As December comes to a close, 2013 is just around the corner, and it's a good time to look at the future prospects for the stocks you own. If you don't know where a company's headed in the next year and beyond, then it's impossible to make an informed decision about whether you should add the stock to your portfolio -- or sell it if you already own it.

Today, I'll look at Hewlett-Packard (HPQ -0.39%). HP has been a member of the Dow Jones Industrials (^DJI 0.42%) since 1997, but the technology company that brought you the scientific calculator has come on hard times in 2012 because of sluggish PC sales and continued difficulties in charting a long-term strategic course. Could HP finally turn things around in the coming year? Read on for more about Hewlett-Packard's prospects for 2013.

Stats on Hewlett-Packard

Average stock target price

$13.53

Fiscal 2013 EPS estimate

$3.31

Fiscal 2014 EPS estimate

$3.48

Fiscal 2013 sales growth estimate

(6.7%)

Fiscal 2014 sales growth estimate

(1.1%)

Forward P/E

4.1

Source: Yahoo! Finance.

Why is Hewlett-Packard priced for failure in 2013?
Just looking at those statistics, you can easily see that Wall Street pros aren't bullish on HP. It's never good when the target price is 5% below a stock's current price, and a forward P/E of just 4 strongly suggests that analysts aren't sold on the company's turnaround plans.

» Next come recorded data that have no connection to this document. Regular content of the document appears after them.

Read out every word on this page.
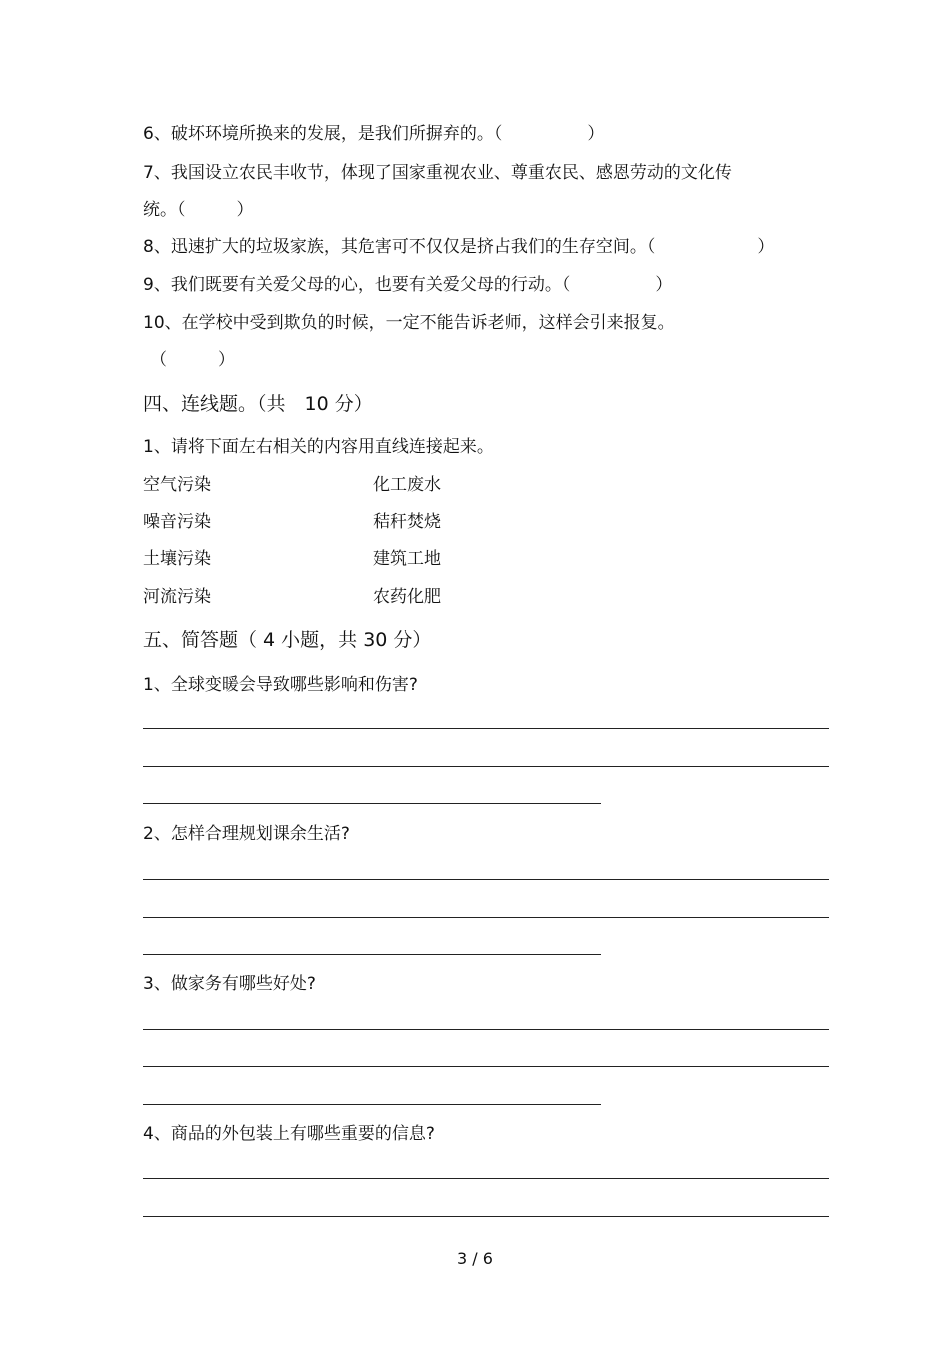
6、破坏环境所换来的发展，是我们所摒弃的。（　　　　　）
7、我国设立农民丰收节，体现了国家重视农业、尊重农民、感恩劳动的文化传
统。（　　　）
8、迅速扩大的垃圾家族，其危害可不仅仅是挤占我们的生存空间。（　　　　　　）
9、我们既要有关爱父母的心，也要有关爱父母的行动。（　　　　　）
10、在学校中受到欺负的时候，一定不能告诉老师，这样会引来报复。
（　　　）
四、连线题。（共　10 分）
1、请将下面左右相关的内容用直线连接起来。
空气污染	化工废水
噪音污染	秸秆焚烧
土壤污染	建筑工地
河流污染	农药化肥
五、简答题（ 4 小题，共 30 分）
1、全球变暖会导致哪些影响和伤害?
2、怎样合理规划课余生活?
3、做家务有哪些好处?
4、商品的外包装上有哪些重要的信息?
3 / 6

Amid all the noise, HP's struggle is a conceptually simple one: how to adapt to a changing industry landscape. Like rival Dell (DELL.DL), HP has to keep making the most of a downward-trending PC market while seeking new growth opportunities. But in HP's case, multiple distractions keep popping up, whether it's the Autonomy writedown fiasco or fallout from massive layoffs in an effort to cut costs.

CEO Meg Whitman has already highlighted 2013 as a critical year for HP. But from a product standpoint, Microsoft's (MSFT 0.51%) release of Windows 8 hasn't led to the huge sales bump that HP had hoped for, and the expected launch of an HP smartphone has the company coming extremely late to the game that's already fiercely competitive. Moreover, Whitman's own guidance from October indicated that any turnaround will come slowly, and that announcement has already forced analysts to cut earnings estimates by around $0.90 per share in fiscal 2013 and 2014.

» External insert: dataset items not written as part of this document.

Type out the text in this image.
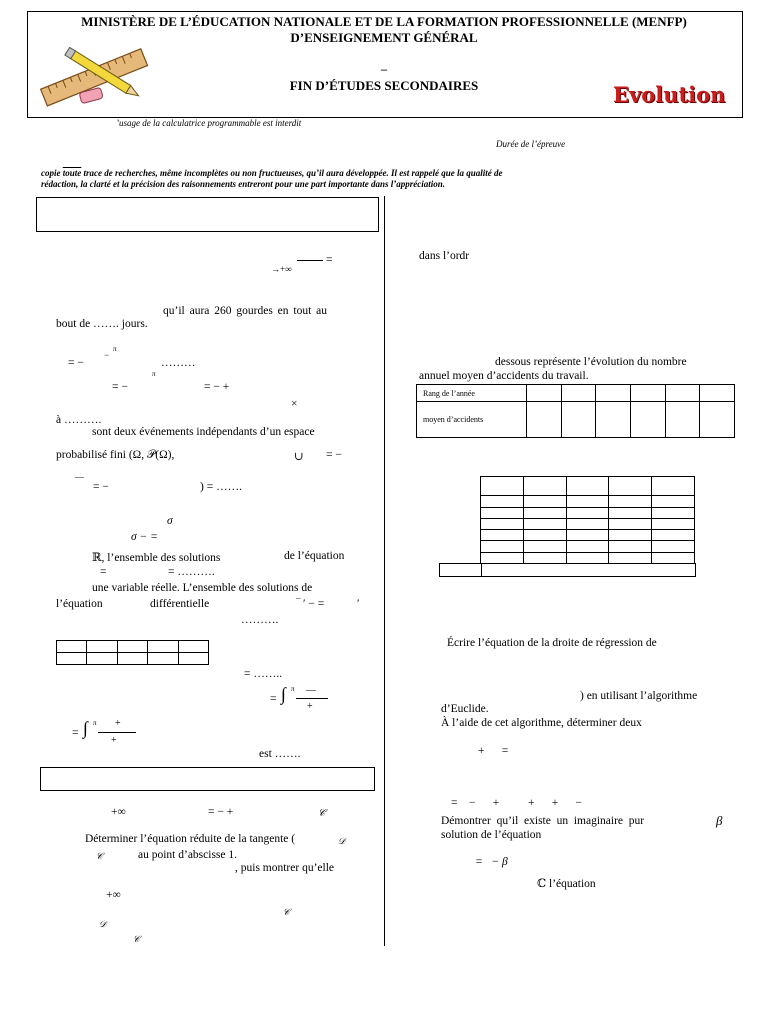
MINISTÈRE DE L’ÉDUCATION NATIONALE ET DE LA FORMATION PROFESSIONNELLE (MENFP)
D’ENSEIGNEMENT GÉNÉRAL
–
FIN D’ÉTUDES SECONDAIRES	Evolution
’usage de la calculatrice programmable est interdit
Durée de l’épreuve
copie toute trace de recherches, même incomplètes ou non fructueuses, qu’il aura développée. Il est rappelé que la qualité de
rédaction, la clarté et la précision des raisonnements entreront pour une part importante dans l’appréciation.
→+∞
=
qu’il aura 260 gourdes en tout au
bout de ……. jours.
= −
−
π
………
π
= −	= − +
×
à ……….
sont deux événements indépendants d’un espace
probabilisé fini (Ω, 𝒫(Ω),	∪ = −
—
= −	) = …….
σ
σ − =
ℝ, l’ensemble des solutions	de l’équation
=	= ……….
une variable réelle. L’ensemble des solutions de
l’équation	différentielle	¯ ′ − =	′
……….

= ……..
= ∫ π —
+
= ∫ π +
+
est …….
+∞	= − +	𝒞
Déterminer l’équation réduite de la tangente (	𝒟
𝒞	au point d’abscisse 1.
, puis montrer qu’elle
+∞
𝒞
𝒟
𝒞
dans l’ordr
dessous représente l’évolution du nombre
annuel moyen d’accidents du travail.
Rang de l’année						
moyen d’accidents						

Écrire l’équation de la droite de régression de
) en utilisant l’algorithme
d’Euclide.
À l’aide de cet algorithme, déterminer deux
+      =
=    −      +          +      +      −
Démontrer  qu’il  existe  un  imaginaire  pur	β
solution de l’équation
=   − β
ℂ l’équation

The big wild card for HP in 2013 is whether outside investors will seek to intervene. Much of the recent rebound has come from speculation that Carl Icahn might take a stake in HP or seek other activist remedies to boost the stock's fortunes.

HP's best chance to succeed in 2013 is to follow IBM's (IBM 1.53%) strategy of broadening its sales to emphasize higher-margin areas like enterprise IT services and cloud computing. Those areas are increasingly crowded as well, but unless the company can come up with a huge technological breakthrough in hardware, HP's past strategies aren't likely to pull it out of its current hole.